Renners worden betaald om te koersen. In de tijd dat renners bij hun ontbijt nog vlees aten, lieten ploegen hen ook effectief zoveel mogen koersen rijden. Die tijden zijn intussen vervlogen. Tegenwoordig wordt er gepiekt naar de grote doelen en wordt er veel meer getraind dan wedstrijden gereden.
Veel koersdagen zal de huidige generatie op het einde van hun carrière dus niet in de benen hebben. Philippe Gilbert koerste in een tijdperk waarin renners wel nog van januari tot oktober zoveel mogelijk koersen reden. Hij is zelfs de renners met de meeste koersdagen ooit!
4,5 jaar gekoerst
Gilbert speldde maar liefst 1643 keer een rugnummer op! Dat is gelijk aan 4 jaar en 183 dagen non-stop koersen. De ex-wereldkampioen doet zelfs beter dan Davide Rebellin, die tot zijn 51e koerste. De betreurde Italiaan stond 1626 keer aan de start van een koers.
De Italiaan Matteo Tosatto had 1592 koersdagen in de benen toen hij in 2016 zijn fiets aan de wilgen hing. De eerste Nederlander is Koen de Kort op een 13e plaats. Hij kwam 1437 keer in actie.
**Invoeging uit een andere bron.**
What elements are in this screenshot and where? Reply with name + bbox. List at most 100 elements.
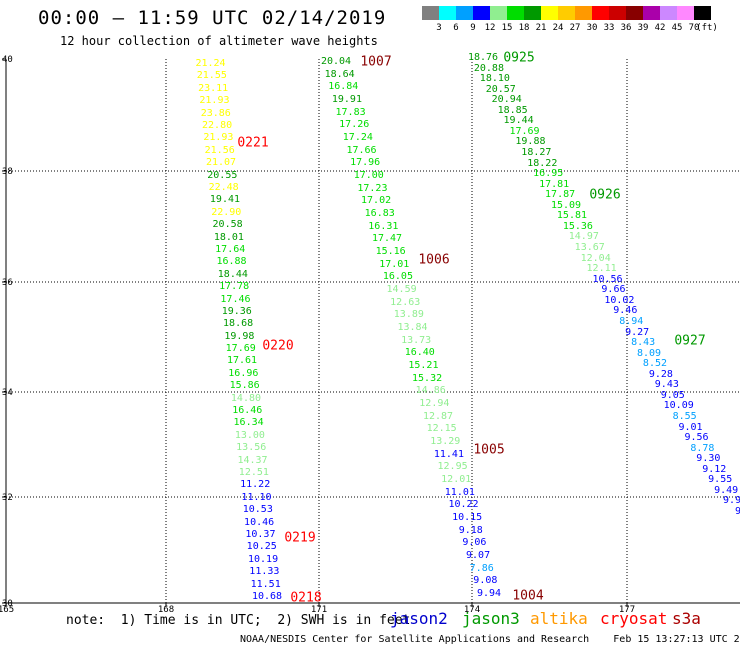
wave-height-value: 17.87 [545, 189, 576, 201]
wave-height-value: 13.67 [574, 242, 605, 254]
satellite-legend-item: jason2 [390, 609, 448, 628]
wave-height-value: 16.95 [533, 168, 564, 180]
wave-height-value: 9.46 [613, 305, 638, 317]
y-tick-label: 38 [2, 167, 13, 177]
wave-height-value: 12.63 [390, 296, 421, 308]
wave-height-value: 9.07 [466, 550, 491, 561]
wave-height-value: 9 [734, 506, 740, 517]
wave-height-value: 17.61 [226, 355, 258, 367]
wave-height-value: 12.11 [586, 263, 617, 275]
satellite-legend-item: jason3 [462, 609, 520, 628]
wave-height-value: 17.02 [361, 195, 392, 207]
legend-label: 39 [637, 23, 649, 33]
wave-height-value: 14.80 [230, 392, 262, 404]
legend-label: 21 [535, 23, 547, 33]
legend-swatch [677, 6, 694, 20]
legend-swatch [626, 6, 643, 20]
wave-height-value: 18.64 [324, 68, 355, 80]
wave-height-value: 20.88 [473, 62, 504, 74]
legend-swatch [439, 6, 456, 20]
wave-height-value: 8.55 [672, 410, 697, 422]
wave-height-value: 10.09 [663, 400, 694, 412]
wave-height-value: 13.00 [234, 429, 265, 441]
legend-label: 45 [671, 23, 683, 33]
wave-height-value: 18.10 [479, 73, 510, 85]
wave-height-value: 12.04 [580, 252, 611, 264]
page-title: 00:00 – 11:59 UTC 02/14/2019 [38, 7, 387, 29]
wave-height-value: 18.27 [521, 147, 552, 159]
wave-height-value: 17.83 [335, 106, 366, 118]
wave-height-value: 9.05 [660, 389, 685, 401]
wave-height-value: 15.81 [556, 210, 588, 222]
wave-height-value: 21.93 [199, 95, 230, 107]
wave-height-value: 10.56 [592, 273, 623, 285]
wave-height-value: 12.01 [441, 474, 472, 485]
wave-height-value: 16.40 [404, 347, 435, 359]
wave-height-value: 14.37 [237, 454, 268, 466]
wave-height-value: 10.19 [247, 553, 279, 565]
wave-height-value: 12.51 [238, 467, 269, 479]
wave-height-value: 14.86 [415, 385, 446, 397]
wave-height-value: 23.11 [198, 82, 229, 94]
wave-height-value: 18.44 [217, 268, 248, 280]
wave-height-value: 16.34 [233, 417, 264, 429]
pass-time-label: 0220 [262, 338, 294, 354]
legend-swatch [524, 6, 541, 20]
wave-height-value: 23.86 [200, 107, 231, 119]
pass-time-label: 0926 [589, 187, 621, 203]
x-tick-label: 165 [0, 605, 14, 615]
x-tick-label: 174 [464, 605, 480, 615]
pass-time-label: 1005 [473, 442, 505, 458]
wave-height-value: 11.51 [250, 578, 281, 590]
legend-label: 12 [484, 23, 496, 33]
wave-height-value: 20.57 [485, 83, 516, 95]
wave-height-value: 9.01 [678, 421, 703, 433]
wave-height-value: 16.83 [364, 208, 395, 219]
legend-swatch [490, 6, 507, 20]
wave-height-value: 9.27 [625, 326, 650, 338]
legend-swatch [575, 6, 592, 20]
wave-height-value: 11.22 [240, 479, 271, 491]
wave-height-value: 13.29 [430, 436, 461, 447]
wave-height-value: 19.44 [503, 115, 534, 127]
wave-height-value: 14.59 [386, 284, 417, 295]
wave-height-value: 16.46 [232, 405, 263, 417]
wave-height-value: 19.41 [209, 194, 241, 206]
legend-label: 70 [688, 23, 700, 33]
wave-height-value: 12.87 [422, 410, 454, 422]
wave-height-value: 9.28 [648, 368, 673, 380]
wave-height-value: 17.00 [353, 170, 384, 181]
wave-height-value: 10.53 [242, 504, 273, 516]
legend-swatch [694, 6, 711, 20]
wave-height-value: 11.10 [241, 491, 272, 503]
wave-height-value: 9.66 [601, 284, 626, 296]
x-tick-label: 168 [158, 605, 174, 615]
wave-height-value: 17.81 [539, 178, 570, 190]
legend-swatch [609, 6, 626, 20]
wave-height-value: 10.46 [244, 516, 275, 528]
legend-label: 18 [518, 23, 530, 33]
wave-height-value: 9.43 [654, 379, 679, 391]
wave-height-value: 22.90 [211, 206, 242, 218]
wave-height-value: 17.69 [225, 343, 256, 355]
wave-height-value: 9.56 [684, 432, 709, 444]
wave-height-value: 14.97 [568, 231, 599, 243]
wave-height-value: 15.16 [375, 246, 406, 257]
pass-time-label: 0221 [237, 135, 269, 151]
legend-label: 30 [586, 23, 598, 33]
legend-label: 6 [453, 23, 459, 33]
y-tick-label: 32 [2, 493, 13, 503]
wave-height-value: 17.46 [220, 293, 251, 305]
wave-height-value: 16.84 [328, 81, 359, 93]
wave-height-value: 19.98 [224, 330, 255, 342]
wave-height-value: 18.68 [223, 318, 254, 330]
wave-height-value: 15.09 [550, 199, 582, 211]
wave-height-value: 9.06 [462, 537, 487, 549]
wave-height-value: 9.08 [473, 575, 498, 587]
wave-height-value: 13.73 [401, 334, 432, 346]
wave-height-value: 17.66 [346, 144, 377, 156]
legend-label: 3 [436, 23, 442, 33]
wave-height-value: 21.24 [195, 58, 226, 69]
pass-time-label: 0219 [284, 530, 316, 546]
- Philippe Gilbert - 1643 koersdagen
- Davide Rebellin - 1626 koersdagen
- Matteo Tosatto - 1592 koersdagen
- Luis León Sánchez - 1584 koersdagen
- Thomas Voeckler - 1581 koersdagen
- Sylvain Chavanel - 1561 koersdagen
- Jens Voigt - 1544 koersdagen
- Imanol Erviti - 1474 koersdagen
- Mathew Hayman - 1470 koersdagen
- Lars Ytting Bak - 1463 koersdagen
- Thomas De Gendt - 1453 koersdagen
- Erik Zabel - 1446 koersdagen
- Koen de Kort - 1437 koersdagen
- Bernhard Eisel - 1436 koersdagen
- Alejandro Valverde - 1425 koersdagen
- André Greipel - 1406 koersdagen
- Stuart O'Grady - 1398 koersdagen
- Vincenzo Nibali - 1397 koersdagen
- Maxime Monfort - 1393 koersdagen
- Mark Cavendish - 1373 koersdagen
Ter vergelijking: Mathieu van der Poel reed slechts 343 koersen op de weg. Wout van Aert speldde al 361 keer een rugnummer op en Remco Evenepoel zit aan 346 koersdagen.